An R package for data analysis in microbial community ecology
GNU General Public License v3.0
181 stars 55 forks source link

Errors in matching the OTU names in the OTU table and the tree #306

Closed haitilin closed 5 months ago

haitilin commented 5 months ago

Hi Chi,

I created a microtable object as follows: Errors occurred when matching the ASV names in the otu_table, tax_table and the tree. I suspect the issue is due to the different orders of ASVs in these tables, but I'm unsure how to resolve it.

rm(list=ls()) pacman::p_load(tidyverse,microeco,magrittr)

feature_table <- read.csv('/Users/haiti/Downloads/asv.csv', check.names = FALSE, row.names = 1) sample_table <- read.csv('/Users/haiti/Downloads/metadata.csv', check.names = FALSE, row.names = 1) tax_table <- read.csv('/Users/haiti/Downloads/tax_table.csv', check.names = FALSE, row.names = 1) tree<- read.tree("/Users/haiti/Downloads/tree.nwk")

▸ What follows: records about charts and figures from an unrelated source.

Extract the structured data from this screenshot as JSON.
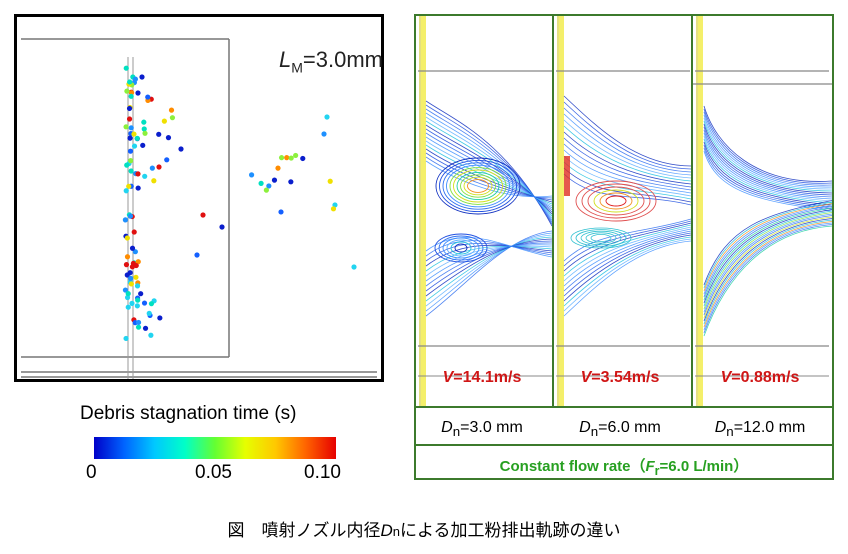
{
  "left_panel": {
    "lm_symbol": "L",
    "lm_subscript": "M",
    "lm_value": "=3.0mm"
  },
  "colorbar": {
    "title": "Debris stagnation time (s)",
    "ticks": [
      "0",
      "0.05",
      "0.10"
    ],
    "range": [
      0,
      0.1
    ],
    "colors": [
      "#0000c8",
      "#0064ff",
      "#00c8ff",
      "#00ffc8",
      "#64ff32",
      "#e6ff00",
      "#ffc800",
      "#ff6400",
      "#e60000"
    ]
  },
  "panels": [
    {
      "v_symbol": "V",
      "v_value": "=14.1m/s",
      "dn_symbol": "D",
      "dn_sub": "n",
      "dn_value": "=3.0 mm"
    },
    {
      "v_symbol": "V",
      "v_value": "=3.54m/s",
      "dn_symbol": "D",
      "dn_sub": "n",
      "dn_value": "=6.0 mm"
    },
    {
      "v_symbol": "V",
      "v_value": "=0.88m/s",
      "dn_symbol": "D",
      "dn_sub": "n",
      "dn_value": "=12.0 mm"
    }
  ],
  "flow": {
    "label_start": "Constant flow rate（",
    "f_symbol": "F",
    "f_sub": "r",
    "label_end": "=6.0 L/min）"
  },
  "caption": {
    "prefix": "図　噴射ノズル内径",
    "d_symbol": "D",
    "d_sub": "n",
    "suffix": "による加工粉排出軌跡の違い"
  },
  "colors": {
    "frame_green": "#3c7a2c",
    "velocity_red": "#d01616",
    "flow_green": "#27a021"
  }
}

as.numeric(colnames(feature_table)) [1] 36811 36841 36861 36871 36874 36921 36941 36951 36961 36981 36991 37011 37021 37031 37041 37051 37061 37071 37081 [20] 37101 37121 37131 37141 37161 37171 37191 37201 37211 37221 37231 37261 37291 37301 37311 37331 37361 37371 37381 [39] 37391 37411 37414 37421 37431 37451 37461 37481 37491 37511 37521 37531 37561 37601 37621 37641 37651 37671 37681 [58] 37711 37731 37734 37751 37761 37771 37781 37791 37801 37811 37881 58211 58321 58371 58374 58391 58394 58461 58471 [77] 58491 58521 58524 58531 58541 58544 58551 58554 58591 58594 58611 58614 58621 58634 58635 58636 58664 58731 58734 [96] 58761 58824 58841 58844 58871 58874 58875 58891 58921 58924 58931 58951 58971 58991 59001 59004 59011 59021 59071 [115] 59111 59131 59134 59135 59136 59141 59151 59154 59161 59164 59531 59781 59791 59821

dataset <- microtable$new(sample_table = sample_table,

  • otu_table = feature_table,
  • tax_table = tax_table,
  • phylo_tree = tree) dataset microtable-class object: sample_table have 128 rows and 4 columns otu_table have 15753 rows and 128 columns tax_table have 15753 rows and 7 columns phylo_tree have 15753 tips

dataset$tidy_dataset() Error in dataset$tidy_dataset() : No same feature name found among otu_table, tax_table and phylo_tree! Please check feature names in those objects!

dataset$cal_betadiv(unifrac = TRUE) Error in GUniFrac::GUniFrac(eco_table, phylo_tree, alpha = c(0, 0.5, 1)) : The OTU table contains unknown OTUs! OTU names in the OTU table and the tree should match!

feature_table[1:5, 1:5] 36811 36841 36861 36871 36874 ASV_1 0 0 1364 218 216 ASV_2 0 0 0 0 0 ASV_3 57 120 527 69 361 ASV_4 1245 0 0 315 860 ASV_5 0 0 287 0 0 tax_table[1:5, 1:3] Kingdom Phylum Class ASV_1 kBacteria pActinobacteria cActinomycetia ASV_2 kBacteria pBacteroidetes c__Bacteroidia ASV_3 kBacteria pActinobacteria cActinomycetia ASV_4 kBacteria pBacteroidetes c__Bacteroidia ASV_5 kBacteria pVerrucomicrobia c__Verrucomicrobiae tree

Phylogenetic tree with 15753 tips and 15617 internal nodes.

Tip labels: 'ASV_14978', 'ASV_15158', 'ASV_15110', 'ASV_14475', 'ASV_14360', 'ASV_15741', ... Node labels: root, 0.110, 1.000, 0.994, 0.070, 1.000, ...

Rooted; includes branch lengths.

ChiLiubio commented 5 months ago

Hi. It seems like there are quotation marks (') in the tip labels of phylo tree, leading to different names against others. To test it, please first do not use phylo tree and create microtable object again. If TURE, it easy to solve it by replacing the characters.

tree$tip.label <- gsub("'", "", tree$tip.label, fixed = TRUE)
haitilin commented 5 months ago

Hi, it worked perfectly, thank you very much!